A: The issue with working with quotient groups is that there are many representatives of the same coset. For example, in $\mathbb{Z}/5\mathbb{Z}$ one has that
$$1+5\mathbb{Z}=\{\ldots,-9,-4,1,6,11,\ldots\}=6+5\mathbb{Z}$$
and
$$2+5\mathbb{Z}=\{\ldots,-8,-3,2,7,12,\ldots\}=12+5\mathbb{Z}.$$
It is, of course, reasonable to be concerned whether
$$3+5\mathbb{Z}=(1+5\mathbb{Z})+(2+5\mathbb{Z})=(6+5\mathbb{Z})+(12+5\mathbb{Z})=18+5\mathbb{Z}?$$
Of course, in this case everything works out just fine, but it is not always so. For example, take the subgroup $H=\langle(12)\rangle=\{(1),(12)\}\leq S_3$. We have
$$(13)H=\{(13),(123)\}=(123)H$$
and
$$(23)H=\{(23),(321)\}=(321)H$$
However, $(13)(23)H=(321)H$, while $(123)(321)H=(1)H=H$. Hence, $$(13)H(23)H=(13)(23)H=(321)H\neq H=(123)(321)H=(123)H(321)H$$ and the operation is not well defined.

The difference in the two cases is that $5\mathbb{Z}$ is a normal subgroup of $\mathbb{Z}$, while $H$ is not normal in $S_3$.

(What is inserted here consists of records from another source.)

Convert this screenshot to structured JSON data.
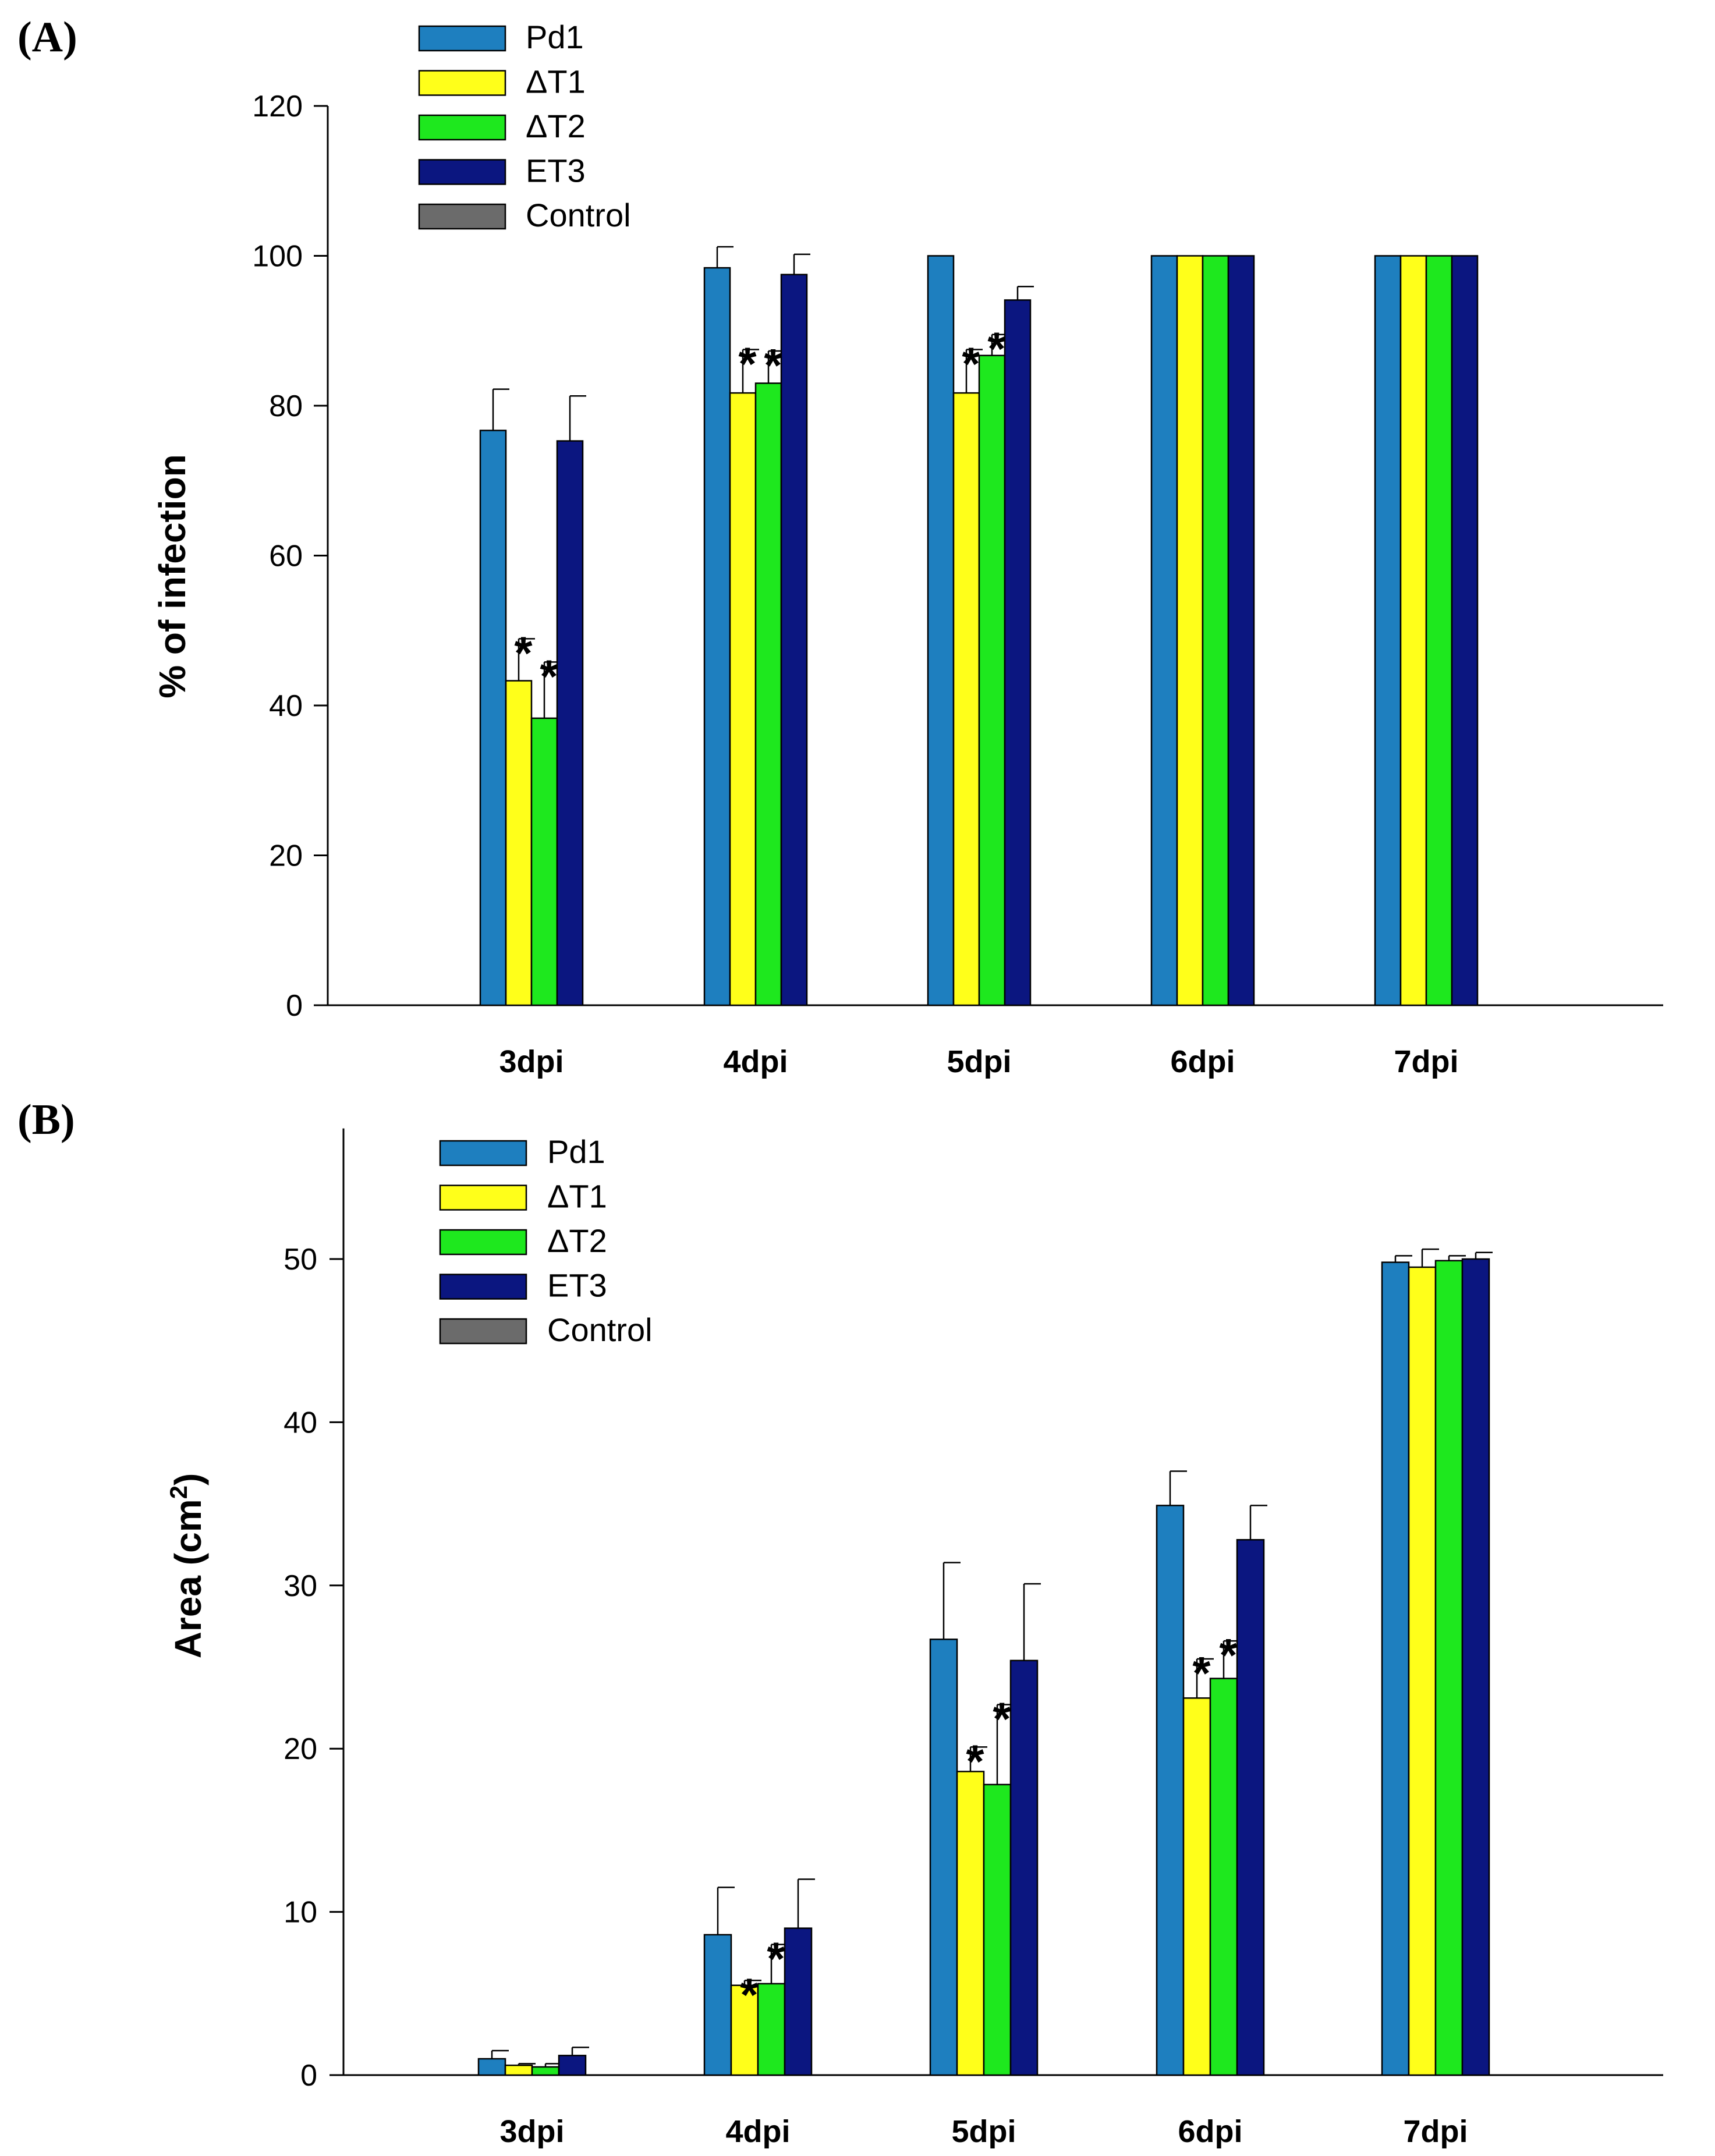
{
  "chart_data": [
    {
      "panel_label": "(A)",
      "type": "bar",
      "ylabel": "% of infection",
      "xlabel": "",
      "ylim": [
        0,
        120
      ],
      "yticks": [
        0,
        20,
        40,
        60,
        80,
        100,
        120
      ],
      "categories": [
        "3dpi",
        "4dpi",
        "5dpi",
        "6dpi",
        "7dpi"
      ],
      "series": [
        {
          "name": "Pd1",
          "color": "#1e7fbf",
          "values": [
            76.7,
            98.4,
            100,
            100,
            100
          ],
          "errors": [
            5.5,
            2.8,
            0,
            0,
            0
          ]
        },
        {
          "name": "ΔT1",
          "color": "#ffff1a",
          "values": [
            43.3,
            81.7,
            81.7,
            100,
            100
          ],
          "errors": [
            5.6,
            5.8,
            5.8,
            0,
            0
          ]
        },
        {
          "name": "ΔT2",
          "color": "#1ee81e",
          "values": [
            38.3,
            83.0,
            86.7,
            100,
            100
          ],
          "errors": [
            7.5,
            4.3,
            2.8,
            0,
            0
          ]
        },
        {
          "name": "ET3",
          "color": "#0b1680",
          "values": [
            75.3,
            97.5,
            94.1,
            100,
            100
          ],
          "errors": [
            6.0,
            2.7,
            1.8,
            0,
            0
          ]
        },
        {
          "name": "Control",
          "color": "#6b6b6b",
          "values": [
            0,
            0,
            0,
            0,
            0
          ],
          "errors": [
            0,
            0,
            0,
            0,
            0
          ]
        }
      ],
      "annotations": [
        {
          "text": "*",
          "category": "3dpi",
          "series": "ΔT1"
        },
        {
          "text": "*",
          "category": "3dpi",
          "series": "ΔT2"
        },
        {
          "text": "*",
          "category": "4dpi",
          "series": "ΔT1"
        },
        {
          "text": "*",
          "category": "4dpi",
          "series": "ΔT2"
        },
        {
          "text": "*",
          "category": "5dpi",
          "series": "ΔT1"
        },
        {
          "text": "*",
          "category": "5dpi",
          "series": "ΔT2"
        }
      ],
      "legend": {
        "position": "top-left",
        "entries": [
          "Pd1",
          "ΔT1",
          "ΔT2",
          "ET3",
          "Control"
        ]
      }
    },
    {
      "panel_label": "(B)",
      "type": "bar",
      "ylabel": "Area (cm",
      "ylabel_sup": "2",
      "ylabel_end": ")",
      "xlabel": "",
      "ylim": [
        0,
        58
      ],
      "yticks": [
        0,
        10,
        20,
        30,
        40,
        50
      ],
      "categories": [
        "3dpi",
        "4dpi",
        "5dpi",
        "6dpi",
        "7dpi"
      ],
      "series": [
        {
          "name": "Pd1",
          "color": "#1e7fbf",
          "values": [
            1.0,
            8.6,
            26.7,
            34.9,
            49.8
          ],
          "errors": [
            0.5,
            2.9,
            4.7,
            2.1,
            0.4
          ]
        },
        {
          "name": "ΔT1",
          "color": "#ffff1a",
          "values": [
            0.6,
            5.5,
            18.6,
            23.1,
            49.5
          ],
          "errors": [
            0.1,
            0.3,
            1.5,
            2.4,
            1.1
          ]
        },
        {
          "name": "ΔT2",
          "color": "#1ee81e",
          "values": [
            0.5,
            5.6,
            17.8,
            24.3,
            49.9
          ],
          "errors": [
            0.2,
            2.4,
            4.9,
            2.3,
            0.3
          ]
        },
        {
          "name": "ET3",
          "color": "#0b1680",
          "values": [
            1.2,
            9.0,
            25.4,
            32.8,
            50.0
          ],
          "errors": [
            0.5,
            3.0,
            4.7,
            2.1,
            0.4
          ]
        },
        {
          "name": "Control",
          "color": "#6b6b6b",
          "values": [
            0,
            0,
            0,
            0,
            0
          ],
          "errors": [
            0,
            0,
            0,
            0,
            0
          ]
        }
      ],
      "annotations": [
        {
          "text": "*",
          "category": "4dpi",
          "series": "ΔT1"
        },
        {
          "text": "*",
          "category": "4dpi",
          "series": "ΔT2"
        },
        {
          "text": "*",
          "category": "5dpi",
          "series": "ΔT1"
        },
        {
          "text": "*",
          "category": "5dpi",
          "series": "ΔT2"
        },
        {
          "text": "*",
          "category": "6dpi",
          "series": "ΔT1"
        },
        {
          "text": "*",
          "category": "6dpi",
          "series": "ΔT2"
        }
      ],
      "legend": {
        "position": "top-left",
        "entries": [
          "Pd1",
          "ΔT1",
          "ΔT2",
          "ET3",
          "Control"
        ]
      }
    }
  ]
}
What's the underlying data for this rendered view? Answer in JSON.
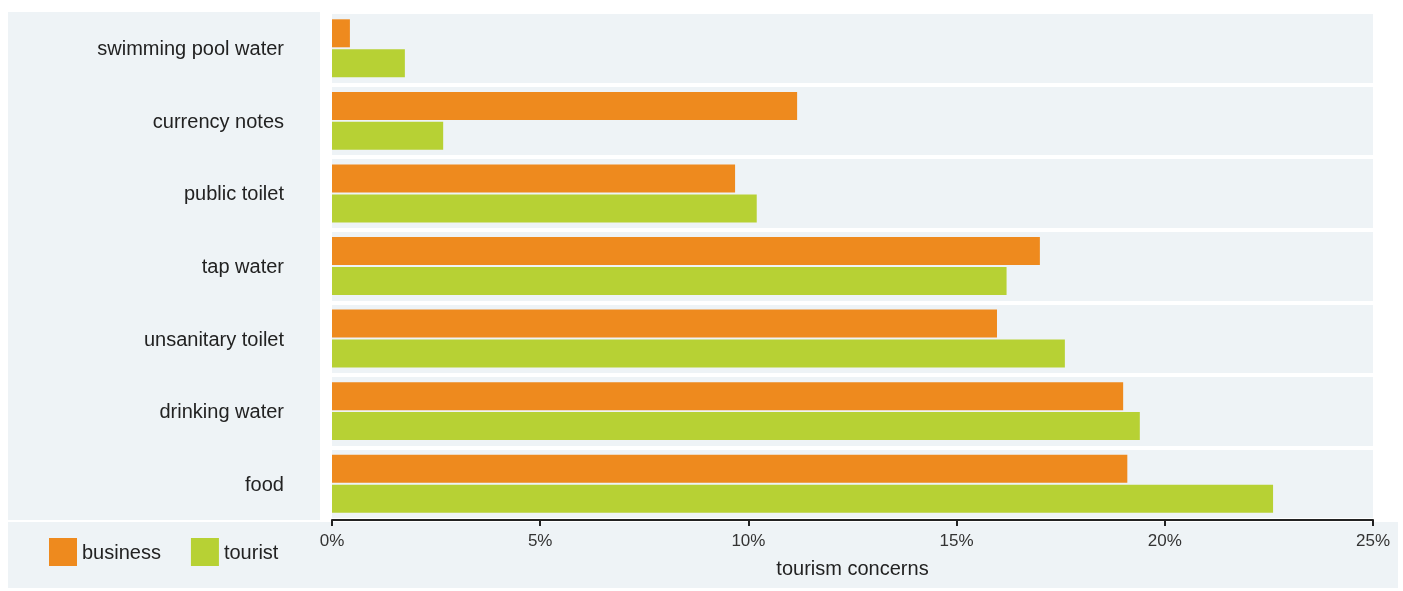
{
  "chart_data": {
    "type": "bar",
    "orientation": "horizontal",
    "xlabel": "tourism concerns",
    "categories": [
      "swimming pool water",
      "currency notes",
      "public toilet",
      "tap water",
      "unsanitary toilet",
      "drinking water",
      "food"
    ],
    "series": [
      {
        "name": "business",
        "color": "#ee8a1e",
        "values": [
          0.43,
          11.17,
          9.68,
          17.0,
          15.97,
          19.0,
          19.1
        ]
      },
      {
        "name": "tourist",
        "color": "#b7d134",
        "values": [
          1.75,
          2.67,
          10.2,
          16.2,
          17.6,
          19.4,
          22.6
        ]
      }
    ],
    "xlim": [
      0,
      25
    ],
    "xticks": [
      {
        "value": 0,
        "label": "0%"
      },
      {
        "value": 5,
        "label": "5%"
      },
      {
        "value": 10,
        "label": "10%"
      },
      {
        "value": 15,
        "label": "15%"
      },
      {
        "value": 20,
        "label": "20%"
      },
      {
        "value": 25,
        "label": "25%"
      }
    ],
    "legend": "bottom left",
    "grid": false
  }
}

If we assume $H$ is a normal subgroup of $G$, we can show that the operation $aHbH=abH$ is well defined as follows:
Suppose $aH=cH$ and $bH=dH$. By definition, this means that $c^{-1}a\in H$ and $d^{-1}b\in H$. To show that $abH=cdH$, we need to show that $(cd)^{-1}(ab)\in H$.
Well, 
$$
(cd)^{-1}ab=d^{-1}c^{-1}ab=(d^{-1}(c^{-1}a)d)(d^{-1}b).
$$
By assumption $d^{-1}b\in H$. Also, since $c^{-1}a\in H$ and $H$ is normal $d^{-1}(c^{-1}a)d\in H$. Finally, $H$ is a subgroup, so $(d^{-1}(c^{-1}a)d)(d^{-1}b)\in H$ and we're done.
A: You want to show that the coset H form a group $\frac{G}{H}$ under the binary operation $$(aH)(bH)=(ab)H$$
i.e it satisfy all the satisfies the following properties.
1.Closure.
2.associative law.
3.Identity law.
4.Inverse law.
Let H be a normal subgroup of G. Denote the set of all distinct cosets of
H in G by $\frac{G}{H}$. Multiplication in $\frac{G}{H}$ is associative.
Let $aH$ and $bH$ be arbitrary cosets of H in G.
$(aH)(bH)=a(bH)H=a(bH)H$ since H is normal.
$(aH)(bH)=(ab)HH=(ab)H^2$ Since $H^2=H$
$(aH)(bH)=(ab)H$
Thus $\frac{G}{H}$ is closed and $(aH)(bH)=(ab)H$
A: Since H is normal in G, abH=aHbH=a'Hb'H=a'b'H if aH=a'H and bH=b'H. Isn't it good enough?